Westwind

Two Wakes

John Menaghan

 

When my grandmother died, my mother’s mother,

I was in third grade. The funeral parlor

sat across the street from my school, and for

two days instead of going home I walked

from the school to the spot where Grandma lay,

looking better than she had in years, but

cold and dead. I sat in the back, far from

the corpse, and tried to keep out of trouble,

but between visitors kept my sad mother

company, and felt the strangeness not just

of the event, occasion but of being

in this weird, fragrant room rather than home.

 

Now the custom has changed. No afternoons,

and just one evening, for my father‘s wake.

But we’re back in the same funeral parlor,

run now by the daughter, whose own father died

some years back. The sign’s been altered to

reflect her hyphenated name. They’ve done

their best with Dad. He too looks better now,

though that just makes it seem some impostor

lies in his coffin. But it’s him, of course.

And yet it’s not. He‘s here, and yet he’s gone.

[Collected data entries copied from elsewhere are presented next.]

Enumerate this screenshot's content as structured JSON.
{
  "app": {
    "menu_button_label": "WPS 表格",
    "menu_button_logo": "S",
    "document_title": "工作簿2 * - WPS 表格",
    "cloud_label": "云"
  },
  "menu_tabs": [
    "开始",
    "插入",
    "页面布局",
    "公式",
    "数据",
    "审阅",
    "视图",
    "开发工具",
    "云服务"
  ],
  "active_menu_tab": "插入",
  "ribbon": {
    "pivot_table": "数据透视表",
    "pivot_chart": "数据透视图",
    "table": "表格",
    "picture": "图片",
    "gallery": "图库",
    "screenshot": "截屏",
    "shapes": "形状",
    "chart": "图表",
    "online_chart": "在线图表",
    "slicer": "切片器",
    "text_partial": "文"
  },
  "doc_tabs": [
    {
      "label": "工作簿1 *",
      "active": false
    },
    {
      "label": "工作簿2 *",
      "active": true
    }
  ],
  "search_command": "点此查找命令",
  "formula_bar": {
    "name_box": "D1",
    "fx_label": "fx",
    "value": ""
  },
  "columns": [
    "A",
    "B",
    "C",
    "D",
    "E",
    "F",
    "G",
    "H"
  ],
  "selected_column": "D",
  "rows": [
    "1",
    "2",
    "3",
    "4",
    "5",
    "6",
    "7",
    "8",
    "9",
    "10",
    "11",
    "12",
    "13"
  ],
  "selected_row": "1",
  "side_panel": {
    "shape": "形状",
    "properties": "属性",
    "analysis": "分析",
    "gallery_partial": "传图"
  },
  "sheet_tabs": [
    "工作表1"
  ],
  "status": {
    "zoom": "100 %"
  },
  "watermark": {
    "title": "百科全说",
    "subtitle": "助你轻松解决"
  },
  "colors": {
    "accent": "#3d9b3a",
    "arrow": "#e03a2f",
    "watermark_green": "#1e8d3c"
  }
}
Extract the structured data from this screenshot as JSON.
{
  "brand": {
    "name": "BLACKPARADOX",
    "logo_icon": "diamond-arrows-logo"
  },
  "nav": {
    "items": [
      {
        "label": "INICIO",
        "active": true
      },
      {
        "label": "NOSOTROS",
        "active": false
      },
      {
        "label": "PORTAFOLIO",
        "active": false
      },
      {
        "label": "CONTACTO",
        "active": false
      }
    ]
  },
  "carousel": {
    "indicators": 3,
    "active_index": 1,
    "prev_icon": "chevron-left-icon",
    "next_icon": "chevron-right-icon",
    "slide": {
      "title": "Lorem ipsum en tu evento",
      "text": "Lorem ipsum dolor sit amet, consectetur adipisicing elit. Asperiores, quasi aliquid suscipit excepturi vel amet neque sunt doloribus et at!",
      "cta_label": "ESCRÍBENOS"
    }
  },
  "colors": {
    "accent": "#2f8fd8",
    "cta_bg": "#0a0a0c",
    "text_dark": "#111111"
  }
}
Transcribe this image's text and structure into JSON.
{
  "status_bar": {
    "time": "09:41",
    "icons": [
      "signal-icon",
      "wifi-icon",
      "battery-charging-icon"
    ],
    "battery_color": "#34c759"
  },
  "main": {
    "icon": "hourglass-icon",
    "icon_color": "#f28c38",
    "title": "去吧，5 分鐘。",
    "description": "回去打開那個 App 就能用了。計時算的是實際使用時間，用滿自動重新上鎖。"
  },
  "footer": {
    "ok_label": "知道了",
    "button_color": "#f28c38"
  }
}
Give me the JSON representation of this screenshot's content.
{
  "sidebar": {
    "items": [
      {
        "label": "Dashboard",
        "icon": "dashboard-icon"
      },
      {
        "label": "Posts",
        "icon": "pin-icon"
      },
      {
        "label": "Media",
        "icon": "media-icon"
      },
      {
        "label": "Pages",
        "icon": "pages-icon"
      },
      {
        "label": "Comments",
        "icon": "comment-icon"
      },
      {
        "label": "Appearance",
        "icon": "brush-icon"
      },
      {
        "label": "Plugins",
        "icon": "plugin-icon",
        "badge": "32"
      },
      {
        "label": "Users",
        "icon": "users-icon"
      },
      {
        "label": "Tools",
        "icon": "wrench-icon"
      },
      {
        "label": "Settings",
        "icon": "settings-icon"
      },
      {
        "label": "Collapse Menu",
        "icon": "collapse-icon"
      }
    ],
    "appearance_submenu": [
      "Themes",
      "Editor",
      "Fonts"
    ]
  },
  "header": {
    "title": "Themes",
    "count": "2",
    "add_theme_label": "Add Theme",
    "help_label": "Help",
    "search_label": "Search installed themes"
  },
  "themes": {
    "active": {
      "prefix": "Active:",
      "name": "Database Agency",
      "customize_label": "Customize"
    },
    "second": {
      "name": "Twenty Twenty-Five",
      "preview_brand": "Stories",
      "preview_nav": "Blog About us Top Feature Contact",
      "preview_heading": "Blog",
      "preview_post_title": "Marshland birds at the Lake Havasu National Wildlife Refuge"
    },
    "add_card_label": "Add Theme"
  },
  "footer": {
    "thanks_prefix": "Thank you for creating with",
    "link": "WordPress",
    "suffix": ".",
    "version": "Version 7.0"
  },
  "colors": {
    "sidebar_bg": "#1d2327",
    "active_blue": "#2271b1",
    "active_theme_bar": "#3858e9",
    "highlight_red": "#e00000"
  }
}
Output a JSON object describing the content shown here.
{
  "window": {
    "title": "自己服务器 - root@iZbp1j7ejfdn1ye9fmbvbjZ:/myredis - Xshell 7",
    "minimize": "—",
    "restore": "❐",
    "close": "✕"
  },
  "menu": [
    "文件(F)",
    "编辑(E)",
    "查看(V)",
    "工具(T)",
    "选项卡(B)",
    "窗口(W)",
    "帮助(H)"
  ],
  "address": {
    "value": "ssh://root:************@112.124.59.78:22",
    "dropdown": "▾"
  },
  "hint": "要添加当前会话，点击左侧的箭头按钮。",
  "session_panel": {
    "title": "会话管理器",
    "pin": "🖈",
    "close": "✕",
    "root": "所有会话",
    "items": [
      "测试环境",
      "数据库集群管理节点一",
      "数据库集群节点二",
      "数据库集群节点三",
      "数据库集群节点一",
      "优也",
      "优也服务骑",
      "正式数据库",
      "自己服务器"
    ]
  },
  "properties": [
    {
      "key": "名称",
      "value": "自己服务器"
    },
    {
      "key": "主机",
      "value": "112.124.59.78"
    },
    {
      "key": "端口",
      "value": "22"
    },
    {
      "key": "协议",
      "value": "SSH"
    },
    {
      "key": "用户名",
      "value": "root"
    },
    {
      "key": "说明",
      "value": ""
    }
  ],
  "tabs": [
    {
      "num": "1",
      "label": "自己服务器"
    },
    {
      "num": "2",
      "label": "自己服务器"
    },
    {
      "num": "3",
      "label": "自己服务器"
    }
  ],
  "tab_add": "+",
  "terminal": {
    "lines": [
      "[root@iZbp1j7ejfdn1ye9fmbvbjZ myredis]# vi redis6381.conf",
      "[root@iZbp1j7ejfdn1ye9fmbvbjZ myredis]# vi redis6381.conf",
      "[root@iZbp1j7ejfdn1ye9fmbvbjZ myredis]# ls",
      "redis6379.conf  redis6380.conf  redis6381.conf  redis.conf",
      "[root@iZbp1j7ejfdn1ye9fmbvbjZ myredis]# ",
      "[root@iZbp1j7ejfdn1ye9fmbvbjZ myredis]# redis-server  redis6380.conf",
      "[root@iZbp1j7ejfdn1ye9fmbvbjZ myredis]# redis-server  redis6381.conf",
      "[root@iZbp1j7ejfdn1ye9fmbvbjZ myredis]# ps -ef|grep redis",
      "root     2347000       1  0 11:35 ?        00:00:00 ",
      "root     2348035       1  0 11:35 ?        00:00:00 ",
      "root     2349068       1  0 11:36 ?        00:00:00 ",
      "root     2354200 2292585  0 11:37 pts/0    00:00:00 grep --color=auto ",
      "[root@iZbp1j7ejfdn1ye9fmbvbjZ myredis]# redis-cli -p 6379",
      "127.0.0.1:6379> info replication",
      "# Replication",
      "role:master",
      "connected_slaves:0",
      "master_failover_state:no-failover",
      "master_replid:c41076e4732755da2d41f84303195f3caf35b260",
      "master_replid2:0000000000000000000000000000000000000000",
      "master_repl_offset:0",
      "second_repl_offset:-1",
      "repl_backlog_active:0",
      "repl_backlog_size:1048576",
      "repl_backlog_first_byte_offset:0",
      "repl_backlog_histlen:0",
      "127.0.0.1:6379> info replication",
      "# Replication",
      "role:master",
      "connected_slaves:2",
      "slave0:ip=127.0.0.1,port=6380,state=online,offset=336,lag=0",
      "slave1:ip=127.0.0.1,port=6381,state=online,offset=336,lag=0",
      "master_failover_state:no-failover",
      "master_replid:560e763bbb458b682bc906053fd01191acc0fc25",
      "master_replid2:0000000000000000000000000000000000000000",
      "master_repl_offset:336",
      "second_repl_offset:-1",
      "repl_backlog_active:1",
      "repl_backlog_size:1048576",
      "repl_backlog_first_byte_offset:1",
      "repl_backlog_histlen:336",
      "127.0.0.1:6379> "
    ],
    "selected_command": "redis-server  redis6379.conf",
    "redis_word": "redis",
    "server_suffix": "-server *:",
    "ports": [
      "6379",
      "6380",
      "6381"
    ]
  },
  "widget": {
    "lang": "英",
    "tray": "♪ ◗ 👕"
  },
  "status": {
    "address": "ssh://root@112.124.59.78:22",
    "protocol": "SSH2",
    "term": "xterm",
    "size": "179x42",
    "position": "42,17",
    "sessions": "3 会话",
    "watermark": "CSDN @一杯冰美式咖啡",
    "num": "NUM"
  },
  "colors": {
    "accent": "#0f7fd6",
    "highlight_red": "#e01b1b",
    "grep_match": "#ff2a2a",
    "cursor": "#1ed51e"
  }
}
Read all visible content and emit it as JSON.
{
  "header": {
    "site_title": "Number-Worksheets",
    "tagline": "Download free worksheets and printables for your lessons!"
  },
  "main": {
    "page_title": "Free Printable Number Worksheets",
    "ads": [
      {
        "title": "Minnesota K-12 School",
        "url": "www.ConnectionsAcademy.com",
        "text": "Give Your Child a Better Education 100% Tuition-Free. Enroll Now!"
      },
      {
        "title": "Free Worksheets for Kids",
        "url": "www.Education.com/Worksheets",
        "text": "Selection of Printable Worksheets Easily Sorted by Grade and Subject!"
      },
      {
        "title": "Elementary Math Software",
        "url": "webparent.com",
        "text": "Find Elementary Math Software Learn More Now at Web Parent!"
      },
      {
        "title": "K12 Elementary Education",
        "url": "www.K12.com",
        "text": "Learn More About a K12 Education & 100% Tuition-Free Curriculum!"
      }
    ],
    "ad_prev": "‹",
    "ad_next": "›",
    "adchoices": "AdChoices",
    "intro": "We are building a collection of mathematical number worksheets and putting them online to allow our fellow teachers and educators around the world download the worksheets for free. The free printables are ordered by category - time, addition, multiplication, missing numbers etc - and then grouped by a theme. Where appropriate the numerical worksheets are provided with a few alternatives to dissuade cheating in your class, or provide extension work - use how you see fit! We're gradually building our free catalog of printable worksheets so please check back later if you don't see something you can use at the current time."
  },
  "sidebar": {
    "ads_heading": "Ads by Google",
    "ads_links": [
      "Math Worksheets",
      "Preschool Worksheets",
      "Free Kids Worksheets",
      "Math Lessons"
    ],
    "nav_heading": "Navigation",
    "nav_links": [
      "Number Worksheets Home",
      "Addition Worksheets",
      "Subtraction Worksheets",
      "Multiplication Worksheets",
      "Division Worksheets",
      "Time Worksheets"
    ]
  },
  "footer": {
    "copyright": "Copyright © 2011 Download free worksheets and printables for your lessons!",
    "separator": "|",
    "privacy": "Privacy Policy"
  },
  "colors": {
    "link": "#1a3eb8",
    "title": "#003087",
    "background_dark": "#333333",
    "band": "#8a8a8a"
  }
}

And all I know of who he was lives now

solely, though vividly, inside of me,

while he lies still. At least, his body does.

 

When Grandma died, I felt enormous guilt

because I didn’t miss her all that much.

A crabby old woman who once forced me

to bathe in the kitchen sink, making me

favor showers for the rest of my life.

But I miss my father terribly, sense

I’ll miss him more and more as time goes on.

Already he’s become for me a man

whose faults I love as much as his good points.

Faults? I hear him say, in mock surprise.

What faults? The priest is praying over him.

Yet I know, or think I do, he needs no

help to make his way through heaven’s gate, if

such a place exists, and he does as well.

Though even now I cannot seem to pray,

I hope angels have met him on his way.